Putin wirft der ukrainischen Regierung vor, dass sie den Verhandlungsprozess nicht ernstnehme. Man weigere sich in Kiew, "die Minsker Vereinbarungen und die im Normandie-Format getroffenen Vereinbarungen umzusetzen".
Nach dem Gespräch mit dem russischen Präsidenten telefonierte Macron mit dem ukrainischen Präsidenten. Selenskyj lässt per Twitter in englischer Sprache verstehen, dass die jüngsten Provokationen von einem Beschuss der anderen Seite rühren. Seine Seite stehe ebenfalls für eine "Intensivierung des Friedensprozesses": "Wir unterstützen die sofortige Einberufung der TCG (Trilaterale Kontaktgruppe; Anm. d.A.) und die sofortige Einführung eines regime of silence". Vermutlich ist mit letzteren eine Waffenruhe gemeint.
Auf die USA kommt es an
Ob die jüngste Telefondiplomatie für eine Deeskalation sorgen kann, ist angesichts der Dynamik, die den Ukraine-Konflikt in den letzten Tagen und Stunden kennzeichnete, schlecht vorherzusagen. Macron mag der augenblicklich wichtigste Vertreter Europas auf dem diplomatischen Parkett sein, für die russische Führung kommt es aber vor allem darauf an, welche Zusagen die USA und die Nato machen.
Am Ende des Kreml-Kommuniqué heißt es, dass Wladimir Putin die Notwendigkeit betone, "dass die USA und die NATO die Forderungen Russlands nach Sicherheitsgarantien ernstnehmen und ihnen konkret und substanziell nachkommen".

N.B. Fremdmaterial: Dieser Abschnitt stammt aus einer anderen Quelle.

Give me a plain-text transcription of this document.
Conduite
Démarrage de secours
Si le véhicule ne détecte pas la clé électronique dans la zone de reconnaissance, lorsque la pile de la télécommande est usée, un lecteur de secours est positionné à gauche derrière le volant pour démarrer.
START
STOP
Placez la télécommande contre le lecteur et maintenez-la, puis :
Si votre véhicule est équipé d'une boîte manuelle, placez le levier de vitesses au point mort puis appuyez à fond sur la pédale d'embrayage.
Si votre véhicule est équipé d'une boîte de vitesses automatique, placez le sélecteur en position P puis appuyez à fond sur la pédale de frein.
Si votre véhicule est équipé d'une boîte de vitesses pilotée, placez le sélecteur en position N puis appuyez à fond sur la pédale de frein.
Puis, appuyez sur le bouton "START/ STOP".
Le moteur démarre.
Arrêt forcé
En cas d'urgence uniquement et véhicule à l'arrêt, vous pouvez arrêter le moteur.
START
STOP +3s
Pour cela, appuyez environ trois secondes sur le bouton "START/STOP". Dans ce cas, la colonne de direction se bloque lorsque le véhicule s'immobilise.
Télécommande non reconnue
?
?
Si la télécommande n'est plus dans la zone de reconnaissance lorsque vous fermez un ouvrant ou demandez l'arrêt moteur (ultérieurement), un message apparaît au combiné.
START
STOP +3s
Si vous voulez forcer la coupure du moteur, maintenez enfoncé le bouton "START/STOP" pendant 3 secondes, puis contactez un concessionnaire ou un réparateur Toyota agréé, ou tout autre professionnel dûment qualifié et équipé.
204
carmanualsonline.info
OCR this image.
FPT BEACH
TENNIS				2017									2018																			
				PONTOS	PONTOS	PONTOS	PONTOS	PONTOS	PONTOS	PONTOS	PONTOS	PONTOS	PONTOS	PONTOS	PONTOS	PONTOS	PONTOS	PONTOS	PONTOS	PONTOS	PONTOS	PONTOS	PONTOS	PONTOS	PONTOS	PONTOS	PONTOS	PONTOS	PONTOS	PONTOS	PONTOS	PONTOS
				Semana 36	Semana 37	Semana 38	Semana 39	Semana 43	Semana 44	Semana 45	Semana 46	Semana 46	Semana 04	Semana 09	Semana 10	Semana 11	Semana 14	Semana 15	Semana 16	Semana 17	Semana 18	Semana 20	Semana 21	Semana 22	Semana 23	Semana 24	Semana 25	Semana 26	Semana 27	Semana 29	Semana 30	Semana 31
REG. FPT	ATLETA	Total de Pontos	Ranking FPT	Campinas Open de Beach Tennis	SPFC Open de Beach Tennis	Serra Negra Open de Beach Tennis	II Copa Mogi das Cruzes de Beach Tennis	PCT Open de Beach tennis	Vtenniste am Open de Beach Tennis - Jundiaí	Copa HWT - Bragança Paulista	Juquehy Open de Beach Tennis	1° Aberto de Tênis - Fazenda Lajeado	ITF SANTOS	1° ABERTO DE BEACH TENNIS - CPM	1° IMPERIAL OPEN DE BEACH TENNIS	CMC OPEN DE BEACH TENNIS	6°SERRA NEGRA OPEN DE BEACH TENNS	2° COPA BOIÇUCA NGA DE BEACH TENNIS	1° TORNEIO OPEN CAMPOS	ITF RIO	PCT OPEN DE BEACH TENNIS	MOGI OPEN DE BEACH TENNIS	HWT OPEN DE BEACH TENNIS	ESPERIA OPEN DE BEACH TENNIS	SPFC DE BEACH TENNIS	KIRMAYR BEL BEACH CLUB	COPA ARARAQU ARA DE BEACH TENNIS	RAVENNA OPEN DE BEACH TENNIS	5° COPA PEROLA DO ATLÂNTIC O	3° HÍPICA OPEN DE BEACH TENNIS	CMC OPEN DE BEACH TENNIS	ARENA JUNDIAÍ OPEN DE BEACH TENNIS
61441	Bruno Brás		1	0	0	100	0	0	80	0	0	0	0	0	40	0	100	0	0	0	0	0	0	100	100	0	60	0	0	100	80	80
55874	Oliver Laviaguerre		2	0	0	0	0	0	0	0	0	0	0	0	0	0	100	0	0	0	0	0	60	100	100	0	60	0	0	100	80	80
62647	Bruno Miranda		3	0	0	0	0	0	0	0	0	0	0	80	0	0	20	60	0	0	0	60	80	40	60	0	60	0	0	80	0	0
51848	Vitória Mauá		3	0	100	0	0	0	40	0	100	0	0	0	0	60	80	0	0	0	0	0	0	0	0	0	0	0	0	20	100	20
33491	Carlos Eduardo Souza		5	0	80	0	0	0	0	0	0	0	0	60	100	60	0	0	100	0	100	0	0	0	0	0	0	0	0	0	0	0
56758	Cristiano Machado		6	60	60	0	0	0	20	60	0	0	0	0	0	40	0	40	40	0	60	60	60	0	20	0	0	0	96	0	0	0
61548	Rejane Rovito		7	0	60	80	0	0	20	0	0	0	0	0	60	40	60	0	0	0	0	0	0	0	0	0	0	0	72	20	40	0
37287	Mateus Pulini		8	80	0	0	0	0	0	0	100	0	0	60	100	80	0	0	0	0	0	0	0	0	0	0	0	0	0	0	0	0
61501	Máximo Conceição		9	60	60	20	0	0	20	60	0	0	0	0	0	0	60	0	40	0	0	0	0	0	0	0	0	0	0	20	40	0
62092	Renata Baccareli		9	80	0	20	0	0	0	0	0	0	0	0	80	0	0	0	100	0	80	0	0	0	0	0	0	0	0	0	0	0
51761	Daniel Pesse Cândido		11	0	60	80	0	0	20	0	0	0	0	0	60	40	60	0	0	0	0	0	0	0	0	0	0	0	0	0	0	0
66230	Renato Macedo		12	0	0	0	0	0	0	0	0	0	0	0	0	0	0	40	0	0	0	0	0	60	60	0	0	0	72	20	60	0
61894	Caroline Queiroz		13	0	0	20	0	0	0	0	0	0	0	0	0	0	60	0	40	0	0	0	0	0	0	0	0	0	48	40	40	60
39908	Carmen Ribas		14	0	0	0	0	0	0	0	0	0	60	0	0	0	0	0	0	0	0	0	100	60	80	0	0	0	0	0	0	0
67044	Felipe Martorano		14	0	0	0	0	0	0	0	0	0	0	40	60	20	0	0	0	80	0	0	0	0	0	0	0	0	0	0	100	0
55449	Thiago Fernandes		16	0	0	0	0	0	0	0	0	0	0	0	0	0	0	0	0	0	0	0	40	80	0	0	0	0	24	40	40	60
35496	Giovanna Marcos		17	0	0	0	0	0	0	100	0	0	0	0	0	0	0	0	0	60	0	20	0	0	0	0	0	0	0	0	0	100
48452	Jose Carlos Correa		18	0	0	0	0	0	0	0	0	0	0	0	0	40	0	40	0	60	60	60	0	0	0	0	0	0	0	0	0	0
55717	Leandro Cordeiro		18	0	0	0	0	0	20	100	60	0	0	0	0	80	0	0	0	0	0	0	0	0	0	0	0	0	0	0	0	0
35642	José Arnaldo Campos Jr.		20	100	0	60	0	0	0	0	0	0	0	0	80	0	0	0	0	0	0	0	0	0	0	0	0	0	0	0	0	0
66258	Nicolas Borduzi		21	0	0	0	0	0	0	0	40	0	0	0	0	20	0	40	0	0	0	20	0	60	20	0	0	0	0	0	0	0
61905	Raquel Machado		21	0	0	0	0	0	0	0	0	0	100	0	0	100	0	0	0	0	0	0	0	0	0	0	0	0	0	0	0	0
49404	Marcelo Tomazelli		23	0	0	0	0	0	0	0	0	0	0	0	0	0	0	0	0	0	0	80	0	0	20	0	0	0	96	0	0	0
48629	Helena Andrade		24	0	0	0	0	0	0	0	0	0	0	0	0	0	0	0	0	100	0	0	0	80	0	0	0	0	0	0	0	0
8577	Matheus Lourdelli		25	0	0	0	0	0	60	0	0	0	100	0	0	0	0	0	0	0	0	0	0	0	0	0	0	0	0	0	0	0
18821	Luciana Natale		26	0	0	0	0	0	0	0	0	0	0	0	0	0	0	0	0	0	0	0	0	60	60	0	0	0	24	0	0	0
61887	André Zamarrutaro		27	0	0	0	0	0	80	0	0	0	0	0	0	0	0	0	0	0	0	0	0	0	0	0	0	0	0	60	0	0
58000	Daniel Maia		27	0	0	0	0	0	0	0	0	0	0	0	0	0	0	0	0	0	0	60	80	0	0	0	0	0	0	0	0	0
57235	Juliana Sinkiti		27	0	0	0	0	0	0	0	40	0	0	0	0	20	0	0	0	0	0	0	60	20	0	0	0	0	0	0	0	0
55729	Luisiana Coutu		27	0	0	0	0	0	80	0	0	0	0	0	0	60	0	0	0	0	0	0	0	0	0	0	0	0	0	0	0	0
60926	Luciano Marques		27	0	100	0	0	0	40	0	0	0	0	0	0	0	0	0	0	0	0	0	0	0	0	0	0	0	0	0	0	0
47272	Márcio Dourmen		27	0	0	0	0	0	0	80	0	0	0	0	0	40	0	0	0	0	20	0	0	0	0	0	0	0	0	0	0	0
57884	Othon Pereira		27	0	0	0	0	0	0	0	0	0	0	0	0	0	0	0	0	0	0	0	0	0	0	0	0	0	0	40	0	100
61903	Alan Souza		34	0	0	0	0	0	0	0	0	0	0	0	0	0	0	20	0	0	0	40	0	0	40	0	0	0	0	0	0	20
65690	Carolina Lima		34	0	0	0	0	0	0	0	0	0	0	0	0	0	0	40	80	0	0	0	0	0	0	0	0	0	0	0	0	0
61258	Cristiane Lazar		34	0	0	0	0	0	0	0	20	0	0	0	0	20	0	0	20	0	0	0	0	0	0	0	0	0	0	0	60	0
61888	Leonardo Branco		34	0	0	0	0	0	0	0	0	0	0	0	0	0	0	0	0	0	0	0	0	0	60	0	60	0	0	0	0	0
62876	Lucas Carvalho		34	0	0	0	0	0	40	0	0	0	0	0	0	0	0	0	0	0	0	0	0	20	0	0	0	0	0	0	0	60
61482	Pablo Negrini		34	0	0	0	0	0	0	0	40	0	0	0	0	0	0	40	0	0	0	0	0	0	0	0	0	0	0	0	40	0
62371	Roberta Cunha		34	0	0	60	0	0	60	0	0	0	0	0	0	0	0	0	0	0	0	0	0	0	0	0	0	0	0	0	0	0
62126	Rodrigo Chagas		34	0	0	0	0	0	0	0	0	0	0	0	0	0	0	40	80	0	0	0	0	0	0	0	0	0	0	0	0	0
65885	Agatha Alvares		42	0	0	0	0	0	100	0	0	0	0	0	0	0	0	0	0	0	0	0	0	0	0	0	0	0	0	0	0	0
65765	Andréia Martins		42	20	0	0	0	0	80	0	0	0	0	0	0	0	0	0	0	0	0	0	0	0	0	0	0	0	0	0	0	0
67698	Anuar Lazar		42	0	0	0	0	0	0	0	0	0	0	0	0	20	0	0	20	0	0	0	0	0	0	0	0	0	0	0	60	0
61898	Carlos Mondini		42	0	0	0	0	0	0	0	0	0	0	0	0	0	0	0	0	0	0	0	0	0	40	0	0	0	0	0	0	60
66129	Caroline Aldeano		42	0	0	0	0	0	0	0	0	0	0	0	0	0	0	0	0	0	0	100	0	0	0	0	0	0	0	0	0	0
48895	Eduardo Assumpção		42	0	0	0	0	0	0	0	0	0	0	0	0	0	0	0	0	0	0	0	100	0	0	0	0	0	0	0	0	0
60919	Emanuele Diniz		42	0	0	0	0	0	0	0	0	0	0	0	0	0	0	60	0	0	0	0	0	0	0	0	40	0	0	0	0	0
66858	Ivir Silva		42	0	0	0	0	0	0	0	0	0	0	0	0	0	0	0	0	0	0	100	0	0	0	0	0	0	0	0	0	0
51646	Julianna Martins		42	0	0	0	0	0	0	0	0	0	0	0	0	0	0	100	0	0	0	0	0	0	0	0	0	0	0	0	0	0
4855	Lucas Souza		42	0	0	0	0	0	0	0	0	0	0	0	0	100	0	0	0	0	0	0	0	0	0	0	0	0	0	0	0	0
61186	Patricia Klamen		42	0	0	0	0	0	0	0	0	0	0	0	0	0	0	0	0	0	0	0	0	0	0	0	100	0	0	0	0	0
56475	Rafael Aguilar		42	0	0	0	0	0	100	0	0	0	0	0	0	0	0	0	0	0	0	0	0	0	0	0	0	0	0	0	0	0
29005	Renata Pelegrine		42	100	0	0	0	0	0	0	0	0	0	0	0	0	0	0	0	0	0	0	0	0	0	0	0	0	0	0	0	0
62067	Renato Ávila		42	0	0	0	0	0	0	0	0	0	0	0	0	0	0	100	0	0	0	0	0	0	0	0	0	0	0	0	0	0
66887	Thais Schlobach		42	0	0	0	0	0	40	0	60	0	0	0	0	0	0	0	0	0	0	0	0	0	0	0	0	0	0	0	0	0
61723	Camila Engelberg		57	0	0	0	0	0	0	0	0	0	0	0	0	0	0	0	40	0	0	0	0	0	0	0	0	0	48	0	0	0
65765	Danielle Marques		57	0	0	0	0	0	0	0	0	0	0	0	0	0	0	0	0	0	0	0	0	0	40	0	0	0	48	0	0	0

Der letzte Satz des Kremlpapiers kühlt die frühlingshafte Hoffnung aus dem Elysée-Palast, wonach künftige Gipfeltreffen für eine neue friedens- und sicherheitspolitische Ordnung Europas sorgen könnten, auf die Nüchternheit winterlicher Tage herab: "Es wurde vereinbart, die Kontakte auf verschiedenen Ebenen fortzusetzen."
Es sei nicht sicher, ob man Macrons Initiative einen diplomatischen Coup nennen könne, da es fraglich sei, welche Unterstützung ihm vonseiten der britischen Regierung und der US-Regierung zukomme, auch wenn die Schritte Macrons bisher immer auch mit dem Weißen Haus abgesprochen wurden, kommentiert der außenpolitische Experte des Guardian, Patrick Wintour.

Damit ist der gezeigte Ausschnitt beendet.